Réponse en séance, et publiée le 23 février 2018
ACIÉRIE D'HAGONDANGE
Mme la présidente. La parole est à M. Belkhir Belhaddad, pour exposer sa question, n° 186, relative à l'aciérie d'Hagondange.
M. Belkhir Belhaddad. Madame la secrétaire d'État, par décision du 28 janvier dernier, le tribunal de grande instance de Strasbourg a décidé de retenir l'offre du groupe germano-suisse Schmolz + Bickenbach pour reprendre le groupe Ascometal. Cette décision clôt plusieurs mois d'incertitude pour les salariés et les dirigeants du groupe.
En s'appuyant sur les garanties, notamment industrielles et financières du groupe repreneur, le juge semble avoir tiré les enseignements des faiblesses de la précédente reprise et avoir décidé d'adosser Ascometal à un projet solide, qui ne va pas sans poser de questions importantes pour l'avenir.

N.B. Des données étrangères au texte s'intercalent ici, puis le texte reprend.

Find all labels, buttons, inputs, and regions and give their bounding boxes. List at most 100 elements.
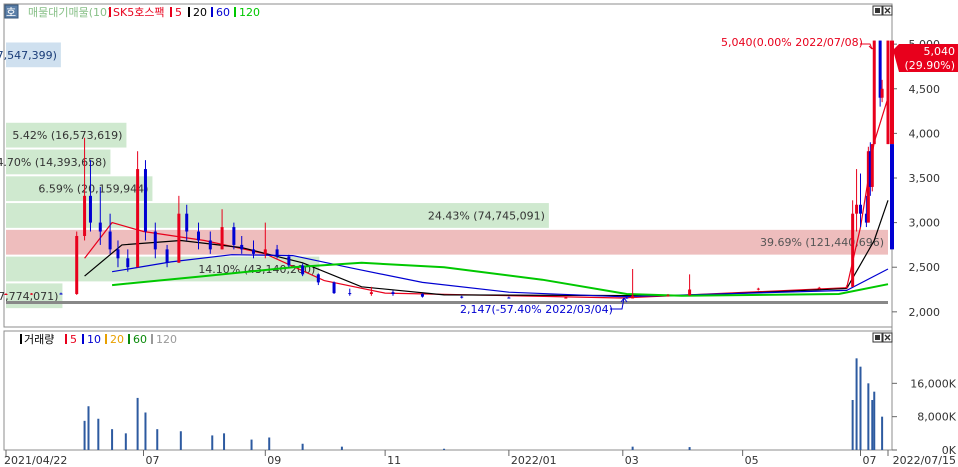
- candle-body: [263, 249, 267, 254]
- chart-canvas: 2.47% (7,547,399)5.42% (16,573,619)4.70%…: [0, 3, 958, 467]
- volume-bar: [97, 418, 100, 450]
- volume-profile-label: 5.42% (16,573,619): [12, 129, 122, 142]
- volume-bar: [881, 416, 884, 450]
- candle-body: [30, 293, 34, 295]
- candle-body: [625, 297, 629, 299]
- window-restore-icon[interactable]: [872, 332, 883, 343]
- volume-bar: [301, 443, 304, 450]
- date-tick-label: 2022/07/15: [893, 454, 956, 467]
- legend-vol-ma120[interactable]: 120: [156, 333, 177, 346]
- candle-body: [197, 231, 201, 241]
- candle-body: [208, 240, 212, 250]
- volume-profile-label: 6.59% (20,159,944): [38, 183, 148, 196]
- candle-body: [232, 227, 236, 245]
- legend-vol-ma20[interactable]: 20: [110, 333, 124, 346]
- volume-bar: [268, 437, 271, 450]
- candle-body: [316, 274, 320, 283]
- volume-profile-label: 2.47% (7,547,399): [0, 49, 57, 62]
- candle-body: [391, 292, 395, 294]
- volume-bar: [873, 391, 876, 450]
- volume-bar: [443, 448, 446, 450]
- volume-bar: [144, 412, 147, 450]
- date-tick-label: 09: [267, 454, 281, 467]
- svg-text:호: 호: [6, 6, 16, 19]
- candle-body: [460, 296, 464, 298]
- candle-body: [564, 297, 568, 299]
- candle-body: [4, 293, 8, 295]
- date-tick-label: 03: [625, 454, 639, 467]
- current-price: 5,040: [924, 45, 956, 58]
- candle-body: [75, 235, 79, 294]
- candle-body: [108, 231, 112, 250]
- candle-body: [880, 88, 884, 98]
- legend-swatch: [105, 334, 107, 344]
- volume-bar: [250, 439, 253, 450]
- legend-volume[interactable]: 거래량: [24, 333, 54, 346]
- date-tick-label: 07: [862, 454, 876, 467]
- low-annotation: 2,147(-57.40% 2022/03/04): [460, 303, 613, 316]
- candle-body: [756, 288, 760, 290]
- window-restore-icon[interactable]: [872, 5, 883, 16]
- candle-body: [666, 295, 670, 297]
- candle-body: [143, 169, 147, 232]
- candle-body: [870, 144, 874, 187]
- legend-swatch: [170, 7, 172, 17]
- candle-body: [126, 258, 130, 268]
- volume-bar: [124, 433, 127, 450]
- candle-body: [136, 169, 140, 268]
- legend-swatch: [20, 334, 22, 344]
- date-tick-label: 2022/01: [511, 454, 557, 467]
- candle-body: [98, 222, 102, 232]
- candle-body: [153, 231, 157, 250]
- volume-bar: [111, 429, 114, 450]
- legend-swatch: [211, 7, 213, 17]
- candle-body: [252, 249, 256, 254]
- legend-stock-name[interactable]: SK5호스팩: [113, 6, 165, 19]
- volume-axis: 0K8,000K16,000K: [892, 377, 957, 457]
- candle-body: [817, 287, 821, 289]
- current-price-box: 5,040 (29.90%): [893, 44, 958, 72]
- price-tick-label: 3,500: [909, 172, 941, 185]
- volume-bar: [340, 446, 343, 450]
- current-change: (29.90%): [904, 59, 955, 72]
- legend-vol-ma60[interactable]: 60: [133, 333, 147, 346]
- volume-bar: [211, 435, 214, 450]
- candle-body: [185, 213, 189, 232]
- candle-body: [88, 195, 92, 223]
- legend-ma5[interactable]: 5: [175, 6, 182, 19]
- candle-body: [507, 297, 511, 299]
- date-tick-label: 05: [745, 454, 759, 467]
- corner-button[interactable]: 호: [4, 4, 19, 19]
- legend-ma120[interactable]: 120: [239, 6, 260, 19]
- current-candle-body: [890, 144, 894, 250]
- high-annotation: 5,040(0.00% 2022/07/08): [721, 36, 863, 49]
- candle-body: [287, 256, 291, 266]
- volume-bar: [859, 366, 862, 450]
- candle-body: [59, 293, 63, 295]
- candle-body: [851, 213, 855, 287]
- date-tick-label: 11: [387, 454, 401, 467]
- volume-bar: [688, 447, 691, 450]
- current-candle-body: [890, 40, 894, 145]
- legend-vol-ma5[interactable]: 5: [70, 333, 77, 346]
- date-tick-label: 07: [146, 454, 160, 467]
- close-icon[interactable]: [882, 332, 893, 343]
- volume-bar: [867, 383, 870, 450]
- legend-vol-ma10[interactable]: 10: [87, 333, 101, 346]
- candle-body: [165, 249, 169, 263]
- price-tick-label: 2,000: [909, 306, 941, 319]
- legend-ma60[interactable]: 60: [216, 6, 230, 19]
- candle-body: [301, 265, 305, 275]
- candle-body: [332, 282, 336, 294]
- volume-bar: [855, 358, 858, 450]
- close-icon[interactable]: [882, 5, 893, 16]
- volume-bar: [136, 397, 139, 450]
- legend-volume-profile: 매물대기매물(10): [28, 6, 111, 19]
- candle-body: [220, 227, 224, 250]
- candle-body: [688, 289, 692, 296]
- legend-ma20[interactable]: 20: [193, 6, 207, 19]
- stock-chart-window: 2.47% (7,547,399)5.42% (16,573,619)4.70%…: [0, 0, 958, 467]
- volume-bar: [223, 433, 226, 450]
- volume-bar: [851, 400, 854, 450]
- price-tick-label: 4,500: [909, 83, 941, 96]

La perspective de fermeture, fin 2019, de l'aciérie d'Hagondange, avec un transfert d'activité en Allemagne, entraîne des risques importants : un risque au regard des clients, avec des pertes d'homologations, susceptibles d'avoir un impact sur les autres sites d'Ascometal et sur les forgerons ; un risque financier, car la concentration de deux fournisseurs actuellement concurrents poussera certains clients à diversifier leurs sources d'approvisionnement ; un risque social dans un bassin qui en a déjà connu de nombreux ; un risque logistique relatif à la maîtrise des flux et à l'allongement des délais de livraison ; un risque environnemental, par la multiplication du nombre de camions sur nos routes ; un risque fiscal, enfin, puisque, si la production est assurée en Allemagne, la valeur ajoutée réalisée en France sera minorée, ainsi que les recettes d'impôt sur les sociétés.

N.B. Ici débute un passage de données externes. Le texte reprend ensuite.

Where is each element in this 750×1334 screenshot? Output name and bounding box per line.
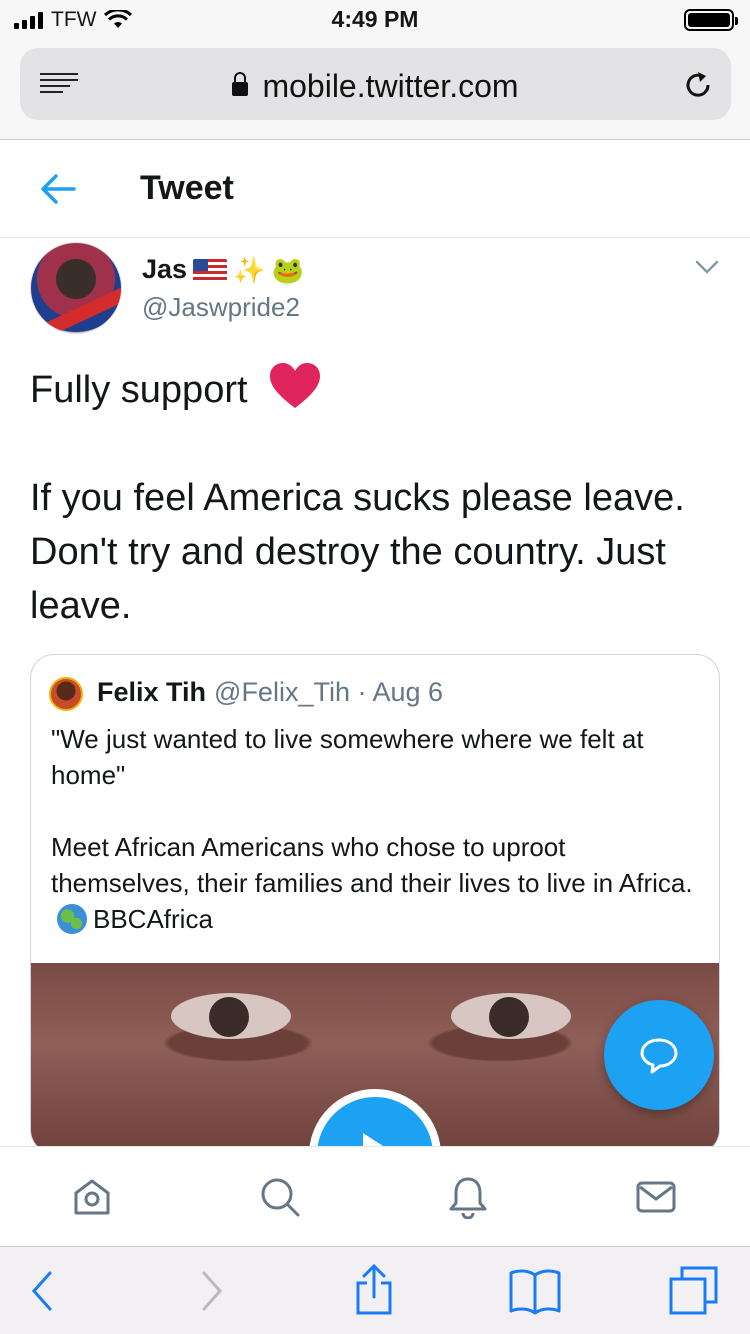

En lien avec la fragilité du plan de reprise précédent que j'évoquais, cette aciérie a souffert d'un manque chronique d'investissements au cours des décennies précédentes. Selon certaines sources, un investissement de 15 millions d'euros permettrait de retrouver un niveau de performance et de coûts comparable à celui de la concurrence, et de développer des parts de marché sur des marchés où le groupe Schmolz + Bickenbach n'est pas présent aujourd'hui – vilebrequins, crémaillères, roulements et injections. Un développement sur le marché des éoliennes est également envisageable.
Aussi, madame la secrétaire d'État, ma question est double. Des négociations entre votre ministère et le groupe repreneur sont-elles envisageables pour favoriser le maintien de la production par l'aciérie d'Hagondange ? En cas d'accord du groupe concerné, est-il envisageable de flécher une aide directe de l'État, au travers de l'un de ses outils d'investissement, pour remettre cette unité de production au niveau requis par les marchés ?
Mme la présidente. La parole est à Mme la secrétaire d'État auprès du ministre de l'économie et des finances.
Mme Delphine Gény-Stephann, secrétaire d'État auprès du ministre de l'économie et des finances. Monsieur le député, le site d'Hagondange en Moselle, qui emploie 480 salariés, était intégré au groupe Ascometal, dont le plan industriel n'a pu être exécuté du fait de l'ouverture d'un redressement judiciaire, le 22 novembre 2017. Ce plan prévoyait déjà la fermeture de l'aciérie présente sur le site d'Hagondange.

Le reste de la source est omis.